1/1/11

Why No New Attacks

The official explanation for the fact that we have not suffered a successful terrorist attack since 9/11 is that our Armed Forces in Iraq and Afghanistan have taken out the enemy’s training bases, disrupted their supply lines, demoralized them and thus kept them at bay. Now, it could well be that official explanation is correct, but it doesn’t seem likely. Al Qaeda and other terrorists groups do not constitute a traditional army with fixed headquarters and a single chain of command. Much like the Russian Mafia, they operates in small, mobile cells, ideological united but strategically disconnected from each other. Capture members of one cell and no amount of interrogation can extract from them reliable information about the other cells. And because their weaponry and methods of combat are so simple—roadside bombs, suicide bomber, hidden in—their fighters could just as readily be trained in anywhere in the world, including right here in the U.S. Recall that the 9/11 hijackers got their scant flight training-all they needed to crash their commandeered jet liners into the Twin Towers and the Pentagon-- in California, Arizona and Florida. And most were citizens of Saudi Arabia, a major trading partner and ally of ours. None were Iraqi or Afghan. Recall also how two homeless misfits terrorized Virginia, Maryland and DC for weeks with nothing more than a deer rifle and an old car.

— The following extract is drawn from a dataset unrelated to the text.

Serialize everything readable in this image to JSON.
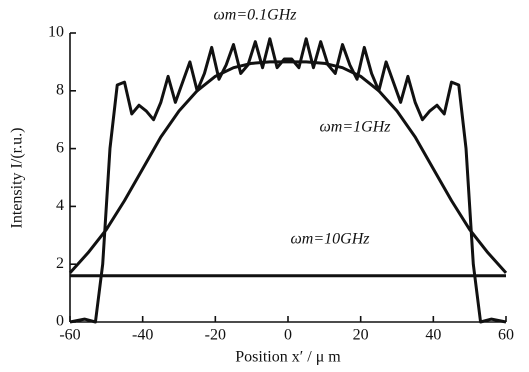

The enemy could easily have followed up on 9/11 had they wanted to, but at the time they had nothing to gain by it. For all intent and purposes, they were winning the war. They had rendered air travel in the America and the civilized world a painstaking ordeal. They had forced us to squander billions and lose face by sucking us into two mindless nation-building wars. They kept us on edge and made us suspicious of one another and our institutions. And they knew that another 9/11 would only bring the nation together under a common cause, the last thing they wanted. Of late, Al Qaeda and other terrorists groups have attempted a comeback, but in each case it was our national and local law-enforcement agencies, with the collaboration of private citizens, that have thwarted them. It’s unlikely that our military action in Iraq and Afghanistan had anything to do with it.